Ainda acompanhando as reflexões de Selena Millares (1977:41-42), verifica-se que o mundo indígena aporta sua diferença, nessa nova cena literária, principalmente através das concepções mágicas das mitologias, tanto na visão historicista como na fantástica e na real-maravilhosa, onde, nesta última, aparecem frequentemente vozes femininas. Entretanto, além dos elementos já citados, aparece também nessas obras o “componente reivindicativo”, apresentando os conflitos sociais e identitários do local onde ocorrem.
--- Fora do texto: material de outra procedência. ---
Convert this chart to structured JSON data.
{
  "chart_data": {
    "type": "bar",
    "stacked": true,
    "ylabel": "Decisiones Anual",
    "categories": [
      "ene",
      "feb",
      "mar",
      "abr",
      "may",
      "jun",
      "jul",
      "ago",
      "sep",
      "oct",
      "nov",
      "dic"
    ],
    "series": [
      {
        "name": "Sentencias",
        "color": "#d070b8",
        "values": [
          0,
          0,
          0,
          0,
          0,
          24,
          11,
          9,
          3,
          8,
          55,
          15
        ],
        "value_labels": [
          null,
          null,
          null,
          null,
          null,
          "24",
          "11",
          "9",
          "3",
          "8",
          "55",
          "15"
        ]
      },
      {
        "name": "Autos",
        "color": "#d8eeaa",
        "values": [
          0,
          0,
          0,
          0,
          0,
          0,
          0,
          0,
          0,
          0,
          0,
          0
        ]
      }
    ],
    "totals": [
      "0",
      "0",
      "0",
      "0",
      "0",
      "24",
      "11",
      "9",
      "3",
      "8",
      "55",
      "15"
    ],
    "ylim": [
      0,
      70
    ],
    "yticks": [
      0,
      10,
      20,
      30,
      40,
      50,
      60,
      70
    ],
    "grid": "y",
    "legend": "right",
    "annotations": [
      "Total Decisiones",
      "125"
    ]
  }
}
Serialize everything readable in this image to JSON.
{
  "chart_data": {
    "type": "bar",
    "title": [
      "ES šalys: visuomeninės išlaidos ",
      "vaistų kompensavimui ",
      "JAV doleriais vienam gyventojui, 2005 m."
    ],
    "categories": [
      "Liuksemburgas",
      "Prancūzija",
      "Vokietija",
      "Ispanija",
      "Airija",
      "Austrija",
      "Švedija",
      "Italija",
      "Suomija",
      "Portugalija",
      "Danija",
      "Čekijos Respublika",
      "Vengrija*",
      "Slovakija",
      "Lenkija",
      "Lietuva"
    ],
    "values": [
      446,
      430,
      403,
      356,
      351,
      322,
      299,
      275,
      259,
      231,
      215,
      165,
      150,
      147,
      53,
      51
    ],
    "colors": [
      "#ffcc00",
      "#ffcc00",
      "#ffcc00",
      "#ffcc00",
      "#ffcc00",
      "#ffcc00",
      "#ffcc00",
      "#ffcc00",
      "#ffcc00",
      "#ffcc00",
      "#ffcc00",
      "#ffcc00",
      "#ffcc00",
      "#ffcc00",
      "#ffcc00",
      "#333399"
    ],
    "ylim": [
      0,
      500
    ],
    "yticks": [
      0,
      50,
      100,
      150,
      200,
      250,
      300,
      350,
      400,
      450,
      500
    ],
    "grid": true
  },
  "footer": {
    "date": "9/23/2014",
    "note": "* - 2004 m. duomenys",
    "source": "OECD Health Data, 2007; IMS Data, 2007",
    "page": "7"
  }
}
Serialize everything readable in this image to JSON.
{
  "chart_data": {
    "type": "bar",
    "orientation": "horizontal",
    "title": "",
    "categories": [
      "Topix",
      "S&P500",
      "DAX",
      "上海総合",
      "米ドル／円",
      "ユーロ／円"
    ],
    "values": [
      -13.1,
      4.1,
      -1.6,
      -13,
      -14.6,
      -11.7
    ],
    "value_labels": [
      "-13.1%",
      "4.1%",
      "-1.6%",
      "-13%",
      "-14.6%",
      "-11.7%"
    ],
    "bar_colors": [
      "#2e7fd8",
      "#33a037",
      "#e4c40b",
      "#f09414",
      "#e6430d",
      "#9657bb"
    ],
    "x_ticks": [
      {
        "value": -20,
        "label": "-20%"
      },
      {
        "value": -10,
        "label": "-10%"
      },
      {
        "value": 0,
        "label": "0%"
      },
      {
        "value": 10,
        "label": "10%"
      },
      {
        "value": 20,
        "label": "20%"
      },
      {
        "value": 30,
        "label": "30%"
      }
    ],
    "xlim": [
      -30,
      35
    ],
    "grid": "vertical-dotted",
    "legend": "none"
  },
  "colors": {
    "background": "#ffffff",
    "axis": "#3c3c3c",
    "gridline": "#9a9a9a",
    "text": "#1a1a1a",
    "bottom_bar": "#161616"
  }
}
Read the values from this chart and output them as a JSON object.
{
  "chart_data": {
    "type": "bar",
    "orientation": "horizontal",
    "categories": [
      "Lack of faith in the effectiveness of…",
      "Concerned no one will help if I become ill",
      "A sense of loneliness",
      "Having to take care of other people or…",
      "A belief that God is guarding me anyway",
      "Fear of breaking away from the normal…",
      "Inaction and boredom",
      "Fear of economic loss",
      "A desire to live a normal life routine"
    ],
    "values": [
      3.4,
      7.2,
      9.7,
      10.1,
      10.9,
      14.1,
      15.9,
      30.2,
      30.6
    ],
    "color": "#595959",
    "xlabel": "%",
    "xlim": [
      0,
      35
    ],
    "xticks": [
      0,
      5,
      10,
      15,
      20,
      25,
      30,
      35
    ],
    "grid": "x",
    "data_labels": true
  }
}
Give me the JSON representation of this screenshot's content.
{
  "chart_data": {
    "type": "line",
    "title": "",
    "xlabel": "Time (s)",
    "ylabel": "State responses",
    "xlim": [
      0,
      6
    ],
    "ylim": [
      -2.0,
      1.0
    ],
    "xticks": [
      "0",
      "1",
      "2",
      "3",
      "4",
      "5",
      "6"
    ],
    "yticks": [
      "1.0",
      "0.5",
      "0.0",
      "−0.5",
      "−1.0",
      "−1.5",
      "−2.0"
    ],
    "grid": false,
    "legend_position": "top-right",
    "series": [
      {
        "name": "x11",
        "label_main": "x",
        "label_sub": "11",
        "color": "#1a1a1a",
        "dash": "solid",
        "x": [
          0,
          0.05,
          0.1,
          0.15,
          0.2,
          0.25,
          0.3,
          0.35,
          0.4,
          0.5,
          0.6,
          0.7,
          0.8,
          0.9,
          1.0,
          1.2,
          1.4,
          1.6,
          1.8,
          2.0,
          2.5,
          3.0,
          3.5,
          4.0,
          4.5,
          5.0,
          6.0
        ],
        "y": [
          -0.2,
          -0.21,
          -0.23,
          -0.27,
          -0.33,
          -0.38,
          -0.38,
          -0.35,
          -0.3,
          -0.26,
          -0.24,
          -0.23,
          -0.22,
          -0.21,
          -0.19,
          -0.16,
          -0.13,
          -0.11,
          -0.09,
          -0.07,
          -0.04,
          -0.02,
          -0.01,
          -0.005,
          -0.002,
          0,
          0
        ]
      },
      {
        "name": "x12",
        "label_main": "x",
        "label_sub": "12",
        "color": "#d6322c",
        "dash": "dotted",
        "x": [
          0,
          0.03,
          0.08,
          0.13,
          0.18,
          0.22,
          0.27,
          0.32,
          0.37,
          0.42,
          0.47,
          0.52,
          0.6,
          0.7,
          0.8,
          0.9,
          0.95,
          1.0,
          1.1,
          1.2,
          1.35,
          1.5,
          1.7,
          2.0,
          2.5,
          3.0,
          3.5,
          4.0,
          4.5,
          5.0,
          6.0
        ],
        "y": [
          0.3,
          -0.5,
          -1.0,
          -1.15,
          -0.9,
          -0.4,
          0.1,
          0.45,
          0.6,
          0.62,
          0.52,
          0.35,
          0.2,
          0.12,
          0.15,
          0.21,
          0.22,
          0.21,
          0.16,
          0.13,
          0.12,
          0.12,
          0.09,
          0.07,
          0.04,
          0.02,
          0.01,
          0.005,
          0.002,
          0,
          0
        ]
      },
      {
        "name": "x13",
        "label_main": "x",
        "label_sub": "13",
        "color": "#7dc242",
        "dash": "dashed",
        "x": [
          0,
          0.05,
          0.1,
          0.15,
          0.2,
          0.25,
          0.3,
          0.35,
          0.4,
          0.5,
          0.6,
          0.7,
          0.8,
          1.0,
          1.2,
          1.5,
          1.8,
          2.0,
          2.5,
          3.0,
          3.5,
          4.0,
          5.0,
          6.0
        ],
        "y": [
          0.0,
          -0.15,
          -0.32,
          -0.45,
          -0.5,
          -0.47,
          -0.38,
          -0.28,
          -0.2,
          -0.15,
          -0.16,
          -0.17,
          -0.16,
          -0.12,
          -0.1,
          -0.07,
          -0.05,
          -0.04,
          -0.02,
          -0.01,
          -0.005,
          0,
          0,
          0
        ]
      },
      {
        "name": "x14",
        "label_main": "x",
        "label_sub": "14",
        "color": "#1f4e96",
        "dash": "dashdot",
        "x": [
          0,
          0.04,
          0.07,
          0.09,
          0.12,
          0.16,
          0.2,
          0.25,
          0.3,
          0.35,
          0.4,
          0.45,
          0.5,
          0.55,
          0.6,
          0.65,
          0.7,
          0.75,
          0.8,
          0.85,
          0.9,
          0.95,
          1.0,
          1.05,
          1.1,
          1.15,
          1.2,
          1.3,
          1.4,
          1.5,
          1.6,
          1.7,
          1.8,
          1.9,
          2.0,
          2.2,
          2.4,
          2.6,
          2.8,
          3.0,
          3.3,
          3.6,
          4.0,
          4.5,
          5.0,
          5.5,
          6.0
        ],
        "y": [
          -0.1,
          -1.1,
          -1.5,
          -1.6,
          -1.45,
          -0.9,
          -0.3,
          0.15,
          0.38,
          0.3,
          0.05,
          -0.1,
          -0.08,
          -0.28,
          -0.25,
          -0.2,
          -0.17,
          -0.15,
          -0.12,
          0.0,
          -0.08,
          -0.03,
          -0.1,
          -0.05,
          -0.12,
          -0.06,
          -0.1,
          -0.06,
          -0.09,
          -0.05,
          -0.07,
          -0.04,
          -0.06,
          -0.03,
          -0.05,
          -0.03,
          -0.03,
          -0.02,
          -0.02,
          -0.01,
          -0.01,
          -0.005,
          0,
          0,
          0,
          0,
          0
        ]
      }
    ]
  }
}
O substrato mítico e ideológico é um dos elementos formadores do discurso literário dessa autora, intrinsecamente político. Constrói-se nos romances um território simbólico, onde a mitologia pré-hispânica faz parte do estabelecimento de valores e formas de entender e atuar no mundo moderno. Esse processo se dá de maneira complexa, uma vez que na contemporaneidade a discussão sobre a perda da utopia e a necessidade de construção da memória, colocam-se como importantes temáticas na análise da obra literária.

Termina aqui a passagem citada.